Mission director: K. Crisman & C. Kennedy Texas A&M University

Shelburne Shipyard Steamboat Graveyard Project

by Carolyn Kennedy

The Shelburne Shipyard Steamboat Graveyard Project began in June 2014, under the direction of Dr. Kevin Crisman and Carolyn Kennedy. The project entails the study of four steamboat hulls that currently lie in Shelburne Shipyard, Lake Champlain, Vermont. These wrecks are the remains of passenger steamboats once owned by the Champlain Transportation Company (1826) and were sunk intentionally in Shelburne Shipyard after they were deemed unsafe for passenger transport. The four wrecks, Wrecks 1, 2, 3 and 4, are believed to be the steamers A. Williams (1870), Phoenix II (1820), Burlington (1837), and Whitehall (1838). The latter three steamboats were built in the period just post-Fulton, when commercial passenger steamboats were a brand new phenomenon. For this reason, these wrecks are particularly of interest to nautical archaeologists examining the dynamic period of steamboat construction that followed the first steamboats. The shipwrights that built these early steamers were figuring out the best construction techniques to create larger, faster boats, but still sturdy enough to travel on Lake Champlain.

Shelburne NPR with potree
click to open the 3D model with potree viewer

We can see these changing designs in the three early Shelburne Shipyard hulls reflected in the narrowing sided dimension and increased spacing of the framing timbers, and the progression to additional longitudinal support timbers. The earliest Wreck 2 was built with heavy, square-cross-sectioned framing timbers spaced fairly close together. This wreck also contains only two pairs of longitudinal engine support timbers. Wreck 3’s frames were built narrower, but deeper, and spaced further apart in an effort to relieve the overall weight of the vessel. The longitudinal support timbers on Wreck 3 increased to three per side, and were longer overall. Wreck 4, built only a year later than Wreck 3, again shows these features becoming more pronounced, with even wider spacing between frames strategically at the ends of the hull, and longitudinal support timbers spanning the length of the boat. These changes were indicative of the experimental nature of steamboat construction in these first few decades of commercial passenger steamboats. They demonstrate the shipwrights’ desire to increase the speed of the boats by decreasing the weight of the framing timbers, and support the longer vessels with longer and more numerous longitudinal support timbers.

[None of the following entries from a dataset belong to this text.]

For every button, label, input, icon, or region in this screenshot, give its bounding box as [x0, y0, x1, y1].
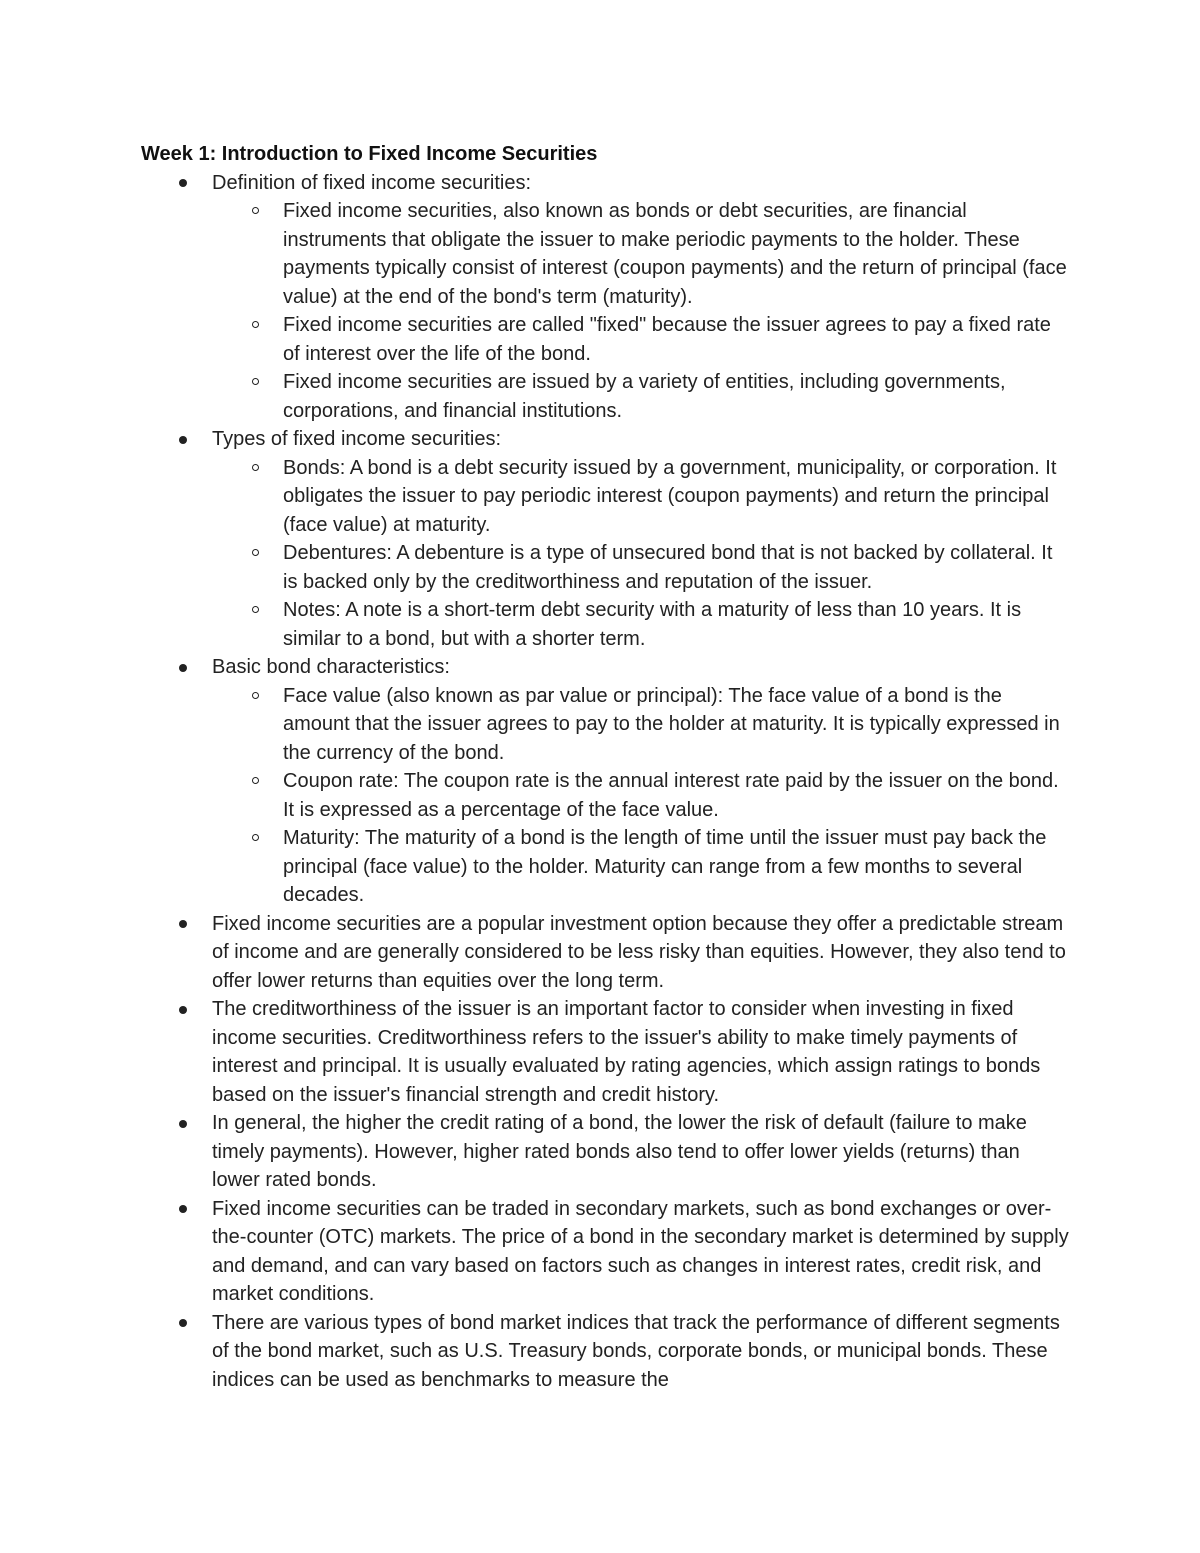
bullet-circle-icon [252, 207, 259, 214]
sub-list-item-text: Debentures: A debenture is a type of unsecured bond that is not backed by collateral. It is backed only by the creditworthiness and reputation of the issuer. [283, 542, 1053, 593]
sub-list-item-text: Bonds: A bond is a debt security issued by a government, municipality, or corporation. It obligates the issuer to pay periodic interest (coupon payments) and return the principal (face value) at maturity. [283, 456, 1057, 536]
list-item-text: Definition of fixed income securities: [212, 171, 532, 194]
list-item [141, 169, 1071, 426]
list-item-text: Types of fixed income securities: [212, 428, 502, 450]
list-item [141, 653, 1071, 910]
bullet-circle-icon [252, 692, 259, 699]
bullet-circle-icon [252, 549, 259, 556]
sub-list-item [212, 454, 1071, 540]
bullet-dot-icon [179, 920, 187, 928]
bullet-circle-icon [252, 606, 259, 613]
list-item-text: The creditworthiness of the issuer is an important factor to consider when investing in fixed income securities. Creditworthiness refers to the issuer's ability to make timely payments of interest and principal. It is usually evaluated by rating agencies, which assign ratings to bonds based on the issuer's financial strength and credit history. [212, 998, 1041, 1106]
sub-bullet-list [212, 454, 1071, 654]
bullet-dot-icon [179, 1120, 187, 1128]
bullet-circle-icon [252, 834, 259, 841]
document-content [141, 140, 1071, 1394]
bullet-dot-icon [179, 179, 187, 187]
sub-list-item-text: Fixed income securities are called "fixed" because the issuer agrees to pay a fixed rate of interest over the life of the bond. [283, 314, 1051, 365]
sub-list-item [212, 682, 1071, 768]
sub-list-item-text: Face value (also known as par value or principal): The face value of a bond is the amount that the issuer agrees to pay to the holder at maturity. It is typically expressed in the currency of the bond. [283, 684, 1060, 764]
sub-list-item [212, 368, 1071, 425]
bullet-circle-icon [252, 378, 259, 385]
list-item-text: Fixed income securities can be traded in secondary markets, such as bond exchanges or over-the-counter (OTC) markets. The price of a bond in the secondary market is determined by supply and demand, and can vary based on factors such as changes in interest rates, credit risk, and market conditions. [212, 1197, 1069, 1305]
bullet-circle-icon [252, 321, 259, 328]
sub-list-item-text: Maturity: The maturity of a bond is the length of time until the issuer must pay back the principal (face value) to the holder. Maturity can range from a few months to several decades. [283, 827, 1047, 906]
sub-list-item [212, 824, 1071, 910]
bullet-dot-icon [179, 436, 187, 444]
list-item [141, 910, 1071, 996]
bullet-dot-icon [179, 664, 187, 672]
list-item [141, 1195, 1071, 1309]
sub-bullet-list [212, 682, 1071, 910]
bullet-dot-icon [179, 1319, 187, 1327]
document-title: Week 1: Introduction to Fixed Income Securities [141, 143, 598, 165]
sub-list-item [212, 596, 1071, 653]
sub-bullet-list [212, 197, 1071, 425]
list-item [141, 1309, 1071, 1395]
list-item-text: There are various types of bond market indices that track the performance of different segments of the bond market, such as U.S. Treasury bonds, corporate bonds, or municipal bonds. These indices can be used as benchmarks to measure the [212, 1311, 1060, 1391]
sub-list-item [212, 767, 1071, 824]
sub-list-item [212, 311, 1071, 368]
sub-list-item-text: Fixed income securities, also known as bonds or debt securities, are financial instruments that obligate the issuer to make periodic payments to the holder. These payments typically consist of interest (coupon payments) and the return of principal (face value) at the end of the bond's term (maturity). [283, 200, 1067, 308]
main-bullet-list [141, 169, 1071, 1395]
list-item [141, 425, 1071, 653]
sub-list-item-text: Coupon rate: The coupon rate is the annual interest rate paid by the issuer on the bond. It is expressed as a percentage of the face value. [283, 770, 1059, 821]
list-item-text: In general, the higher the credit rating of a bond, the lower the risk of default (failure to make timely payments). However, higher rated bonds also tend to offer lower yields (returns) than lower rated bonds. [212, 1112, 1027, 1191]
bullet-dot-icon [179, 1006, 187, 1014]
list-item [141, 1109, 1071, 1195]
sub-list-item [212, 197, 1071, 311]
sub-list-item-text: Fixed income securities are issued by a variety of entities, including governments, corporations, and financial institutions. [283, 371, 1006, 422]
list-item-text: Fixed income securities are a popular investment option because they offer a predictable stream of income and are generally considered to be less risky than equities. However, they also tend to offer lower returns than equities over the long term. [212, 912, 1066, 992]
bullet-dot-icon [179, 1205, 187, 1213]
bullet-circle-icon [252, 464, 259, 471]
bullet-circle-icon [252, 777, 259, 784]
sub-list-item [212, 539, 1071, 596]
list-item [141, 995, 1071, 1109]
list-item-text: Basic bond characteristics: [212, 656, 450, 678]
sub-list-item-text: Notes: A note is a short-term debt security with a maturity of less than 10 years. It is similar to a bond, but with a shorter term. [283, 599, 1022, 650]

Over the course of two seasons, June 2014 and June 2015, these four wrecks were studied by Texas A&M University graduate and undergraduate students of the Nautical Archaeology Program. In the first season, the focus of the work was to identify the wrecks and produce preliminary site plans of all four wrecks. With additional funding received from the National Park Service, we were able to expand the scope of work in the second season by including photogrammetric recording of the four wrecks, under the leadership of Kotaro Yamafune. Yamafune, paired with prospective TAMU Ph.D. student, Dan Bishop, were able to fully record over 700 ft. of shipwreck in less than three weeks. Since the second season focused specifically on Wreck 2 (Phoenix II), this was where the majority of the photogrammetric work took place as well. Thanks to Yamafune, Wreck 2 was recorded pre-disturbance, as well as throughout our archaeological work on the site.

Shelburne 3D restitution
3D rendering by Kotaro Yamafune, Texas A&M University.

In 2015 the TAMU team returned to Shelburne Bay and recorded Wreck No. 2, previously believed to be the steamer Winooski, but now believed to be Phoenix II (1820), using photogrammetry. The recording process, carried out under the guidance of Kotaro Yamafune, entailed the acquisition of thousands of images, which were used to produce a tridimensional mesh using off-the-shelf software Agisoft PhotoScan. An animation was produced to illustrate the work. These data will be used by the GROPLAN team to develop a set of informatics tools to extract and treat tridimensional artifacts and work toward their automatic identification.